Earlier Wednesday, Maine Gov. Paul LePage said he was drawing up papers to ask a judge to help him enforce the quarantine.
In an interview on TODAY, she vowed not to be "bullied around by politicians and be forced to stay in my home when I am not a risk to the American public." She said she has been symptom-free since she landed at Newark, New Jersey, on Friday.
Hickox was kept in an isolation tent for three days after she returned to the U.S. New Jersey Gov. Chris Christie let her go on Monday, and she was driven to Maine, which imposed its own quarantine.
"My concern is the same concerns we've always had, the concern about 21-day incubation period, and I just want to protect Maine from that," he said. "If the court says not to worry, hey, don't worry."
A handful of states have gone further than federal health officials and ordered quarantines for health workers returning from Ebola-stricken countries in Africa, even when they show no symptoms and therefore would not be contagious anyway.
World health organizations and U.S. infectious-disease experts have called the additional state measures unnecessary and say they could make the outbreak worse in Africa by discouraging Americans from volunteering to go there and help.
Mayhew said that "ideally," the request for a court order would be filed Wednesday. In that case, a hearing would likely fall Monday, Hickox's lawyer, Norman Siegel, told NBC News — the day before voters decide whether to elect LePage to a second term.

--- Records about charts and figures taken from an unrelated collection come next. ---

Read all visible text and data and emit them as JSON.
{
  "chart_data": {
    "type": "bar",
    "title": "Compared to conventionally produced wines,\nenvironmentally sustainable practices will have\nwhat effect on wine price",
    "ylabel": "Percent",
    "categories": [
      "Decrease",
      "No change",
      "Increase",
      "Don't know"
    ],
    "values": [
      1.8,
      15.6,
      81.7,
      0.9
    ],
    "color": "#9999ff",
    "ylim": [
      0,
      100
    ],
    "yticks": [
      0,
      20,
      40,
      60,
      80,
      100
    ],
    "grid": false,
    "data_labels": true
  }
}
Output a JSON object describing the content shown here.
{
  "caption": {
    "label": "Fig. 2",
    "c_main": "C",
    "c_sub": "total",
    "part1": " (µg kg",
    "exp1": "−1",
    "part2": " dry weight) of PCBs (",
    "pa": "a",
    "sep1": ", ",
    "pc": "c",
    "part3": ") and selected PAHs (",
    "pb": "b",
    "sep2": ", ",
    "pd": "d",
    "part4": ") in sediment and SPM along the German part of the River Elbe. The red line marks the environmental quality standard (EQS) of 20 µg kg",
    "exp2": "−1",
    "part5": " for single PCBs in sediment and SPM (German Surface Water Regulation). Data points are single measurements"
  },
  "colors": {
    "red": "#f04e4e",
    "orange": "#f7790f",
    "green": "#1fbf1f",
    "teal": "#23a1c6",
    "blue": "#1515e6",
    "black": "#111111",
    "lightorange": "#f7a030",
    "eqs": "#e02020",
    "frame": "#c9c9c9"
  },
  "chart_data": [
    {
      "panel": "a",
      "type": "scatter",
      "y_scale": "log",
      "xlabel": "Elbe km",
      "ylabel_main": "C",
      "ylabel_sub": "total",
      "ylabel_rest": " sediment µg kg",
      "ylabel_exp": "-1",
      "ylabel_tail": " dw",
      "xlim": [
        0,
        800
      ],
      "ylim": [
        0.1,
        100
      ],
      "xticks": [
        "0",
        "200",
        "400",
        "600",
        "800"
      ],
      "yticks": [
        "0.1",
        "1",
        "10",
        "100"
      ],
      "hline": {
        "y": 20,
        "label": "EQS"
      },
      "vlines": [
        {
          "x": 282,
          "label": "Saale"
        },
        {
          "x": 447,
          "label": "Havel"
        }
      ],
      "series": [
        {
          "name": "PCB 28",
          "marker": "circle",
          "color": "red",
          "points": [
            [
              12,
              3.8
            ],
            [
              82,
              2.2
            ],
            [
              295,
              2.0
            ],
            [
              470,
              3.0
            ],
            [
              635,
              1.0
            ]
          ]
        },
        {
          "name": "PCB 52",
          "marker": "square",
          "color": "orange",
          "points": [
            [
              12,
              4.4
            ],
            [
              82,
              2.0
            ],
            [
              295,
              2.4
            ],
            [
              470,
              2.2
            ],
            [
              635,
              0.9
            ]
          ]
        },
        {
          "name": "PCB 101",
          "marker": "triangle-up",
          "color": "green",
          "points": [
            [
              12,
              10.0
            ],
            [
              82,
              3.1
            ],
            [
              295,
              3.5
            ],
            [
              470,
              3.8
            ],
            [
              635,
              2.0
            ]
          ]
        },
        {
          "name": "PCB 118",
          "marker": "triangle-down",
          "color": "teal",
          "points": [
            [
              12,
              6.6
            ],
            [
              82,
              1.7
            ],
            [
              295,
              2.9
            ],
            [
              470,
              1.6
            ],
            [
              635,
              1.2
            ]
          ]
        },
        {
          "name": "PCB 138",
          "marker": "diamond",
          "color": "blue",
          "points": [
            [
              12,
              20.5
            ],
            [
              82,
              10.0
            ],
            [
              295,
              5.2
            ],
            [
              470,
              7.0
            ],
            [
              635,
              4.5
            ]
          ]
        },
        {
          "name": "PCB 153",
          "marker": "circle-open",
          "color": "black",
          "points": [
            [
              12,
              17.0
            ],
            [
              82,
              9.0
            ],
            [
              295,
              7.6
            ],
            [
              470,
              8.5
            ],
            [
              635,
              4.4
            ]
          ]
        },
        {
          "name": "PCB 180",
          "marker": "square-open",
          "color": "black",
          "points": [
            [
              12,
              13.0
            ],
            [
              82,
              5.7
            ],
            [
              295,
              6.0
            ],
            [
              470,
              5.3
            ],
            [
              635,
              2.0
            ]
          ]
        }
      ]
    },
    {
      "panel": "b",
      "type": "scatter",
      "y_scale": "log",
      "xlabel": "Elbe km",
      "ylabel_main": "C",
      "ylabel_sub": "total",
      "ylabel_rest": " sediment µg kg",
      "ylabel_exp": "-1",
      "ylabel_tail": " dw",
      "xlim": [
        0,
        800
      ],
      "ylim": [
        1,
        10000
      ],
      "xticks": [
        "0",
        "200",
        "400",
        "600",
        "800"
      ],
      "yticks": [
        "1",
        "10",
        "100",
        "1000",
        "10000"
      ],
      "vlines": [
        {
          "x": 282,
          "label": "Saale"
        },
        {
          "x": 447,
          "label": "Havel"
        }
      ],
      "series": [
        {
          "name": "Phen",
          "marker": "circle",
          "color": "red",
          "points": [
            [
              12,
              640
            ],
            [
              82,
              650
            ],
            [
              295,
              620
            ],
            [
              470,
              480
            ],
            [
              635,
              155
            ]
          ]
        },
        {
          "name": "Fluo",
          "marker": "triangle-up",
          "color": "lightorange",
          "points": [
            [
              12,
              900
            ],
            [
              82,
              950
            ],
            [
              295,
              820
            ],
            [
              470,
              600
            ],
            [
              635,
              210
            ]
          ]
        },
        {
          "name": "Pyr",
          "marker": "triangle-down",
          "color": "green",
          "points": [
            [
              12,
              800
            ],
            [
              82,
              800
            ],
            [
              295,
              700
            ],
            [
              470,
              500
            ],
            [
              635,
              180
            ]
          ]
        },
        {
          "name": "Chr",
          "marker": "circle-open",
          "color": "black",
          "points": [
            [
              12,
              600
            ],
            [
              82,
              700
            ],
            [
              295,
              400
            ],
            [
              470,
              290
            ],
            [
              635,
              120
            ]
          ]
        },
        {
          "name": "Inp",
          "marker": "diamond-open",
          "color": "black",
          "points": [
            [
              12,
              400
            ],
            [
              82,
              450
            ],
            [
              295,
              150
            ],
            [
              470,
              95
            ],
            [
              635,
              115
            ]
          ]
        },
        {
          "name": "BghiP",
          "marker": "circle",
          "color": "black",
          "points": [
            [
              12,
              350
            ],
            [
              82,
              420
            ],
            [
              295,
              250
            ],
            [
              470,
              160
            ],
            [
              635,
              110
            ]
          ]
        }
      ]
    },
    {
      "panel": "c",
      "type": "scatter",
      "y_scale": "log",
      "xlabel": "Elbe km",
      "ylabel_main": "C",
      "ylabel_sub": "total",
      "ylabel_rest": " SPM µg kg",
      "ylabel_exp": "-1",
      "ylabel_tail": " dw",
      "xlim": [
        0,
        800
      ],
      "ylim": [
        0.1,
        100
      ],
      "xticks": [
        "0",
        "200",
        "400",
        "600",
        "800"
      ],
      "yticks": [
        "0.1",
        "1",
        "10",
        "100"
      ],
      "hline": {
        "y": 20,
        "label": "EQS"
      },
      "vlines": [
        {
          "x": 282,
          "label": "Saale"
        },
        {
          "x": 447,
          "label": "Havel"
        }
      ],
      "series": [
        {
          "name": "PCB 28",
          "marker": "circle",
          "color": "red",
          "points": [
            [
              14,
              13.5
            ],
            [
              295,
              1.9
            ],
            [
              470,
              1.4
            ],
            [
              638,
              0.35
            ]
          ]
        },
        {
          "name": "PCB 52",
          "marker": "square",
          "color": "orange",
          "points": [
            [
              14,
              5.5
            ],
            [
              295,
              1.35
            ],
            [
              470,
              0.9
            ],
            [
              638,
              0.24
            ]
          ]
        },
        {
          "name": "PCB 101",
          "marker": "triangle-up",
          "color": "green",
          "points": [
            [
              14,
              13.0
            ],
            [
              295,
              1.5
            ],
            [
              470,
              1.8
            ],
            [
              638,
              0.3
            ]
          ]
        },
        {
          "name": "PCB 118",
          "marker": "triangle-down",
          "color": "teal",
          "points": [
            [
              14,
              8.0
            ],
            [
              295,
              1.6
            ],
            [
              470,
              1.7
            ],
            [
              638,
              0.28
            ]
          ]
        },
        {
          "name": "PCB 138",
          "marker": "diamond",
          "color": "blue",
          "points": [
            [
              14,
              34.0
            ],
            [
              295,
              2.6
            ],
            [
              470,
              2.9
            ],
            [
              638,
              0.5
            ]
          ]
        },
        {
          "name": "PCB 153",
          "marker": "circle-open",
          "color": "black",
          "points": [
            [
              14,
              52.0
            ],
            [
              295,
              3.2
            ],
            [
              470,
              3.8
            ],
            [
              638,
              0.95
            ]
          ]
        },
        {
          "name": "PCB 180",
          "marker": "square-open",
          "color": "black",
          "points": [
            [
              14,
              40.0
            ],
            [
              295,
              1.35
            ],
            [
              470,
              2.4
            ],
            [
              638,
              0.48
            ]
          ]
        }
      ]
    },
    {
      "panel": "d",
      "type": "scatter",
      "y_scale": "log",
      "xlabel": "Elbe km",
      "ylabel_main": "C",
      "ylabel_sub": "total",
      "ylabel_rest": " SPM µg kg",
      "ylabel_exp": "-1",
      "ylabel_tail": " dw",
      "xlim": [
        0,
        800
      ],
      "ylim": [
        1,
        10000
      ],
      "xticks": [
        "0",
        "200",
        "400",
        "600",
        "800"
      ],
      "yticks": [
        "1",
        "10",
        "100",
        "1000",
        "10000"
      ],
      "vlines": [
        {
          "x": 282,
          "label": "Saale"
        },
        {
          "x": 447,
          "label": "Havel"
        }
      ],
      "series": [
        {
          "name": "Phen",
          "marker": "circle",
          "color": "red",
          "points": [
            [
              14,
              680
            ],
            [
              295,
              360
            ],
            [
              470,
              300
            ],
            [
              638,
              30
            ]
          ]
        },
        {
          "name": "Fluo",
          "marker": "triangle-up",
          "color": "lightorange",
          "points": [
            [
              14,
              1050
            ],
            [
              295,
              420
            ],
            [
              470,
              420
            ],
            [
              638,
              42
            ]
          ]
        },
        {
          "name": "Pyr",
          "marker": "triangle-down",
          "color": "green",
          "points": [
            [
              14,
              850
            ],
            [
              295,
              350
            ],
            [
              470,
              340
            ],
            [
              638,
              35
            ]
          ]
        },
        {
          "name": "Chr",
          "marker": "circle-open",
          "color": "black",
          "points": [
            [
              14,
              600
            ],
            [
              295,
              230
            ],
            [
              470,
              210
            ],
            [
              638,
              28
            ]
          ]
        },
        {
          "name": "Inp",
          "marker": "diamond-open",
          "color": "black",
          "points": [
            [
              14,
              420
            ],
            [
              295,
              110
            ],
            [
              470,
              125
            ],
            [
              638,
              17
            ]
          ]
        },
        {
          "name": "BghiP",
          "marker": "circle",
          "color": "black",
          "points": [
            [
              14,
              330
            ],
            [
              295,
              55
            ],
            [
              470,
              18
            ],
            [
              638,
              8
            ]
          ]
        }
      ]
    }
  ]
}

"The ball is in their court," he said. "They have to decide what they're going to do."
Doctors Without Borders, the international aid group that has been on the front lines of the fight against Ebola, sided with Hickox, saying in a statement that her quarantine "is not based upon established medical science."
"Quarantine will only undermine efforts to curb the epidemic at its source in West Africa," said the group, which said Hickox has worked with it in numerous countries.
Editor's note: An earlier version of this story incorrectly reported that the state trooper said Kaci Hickox would be arrested if she left the home.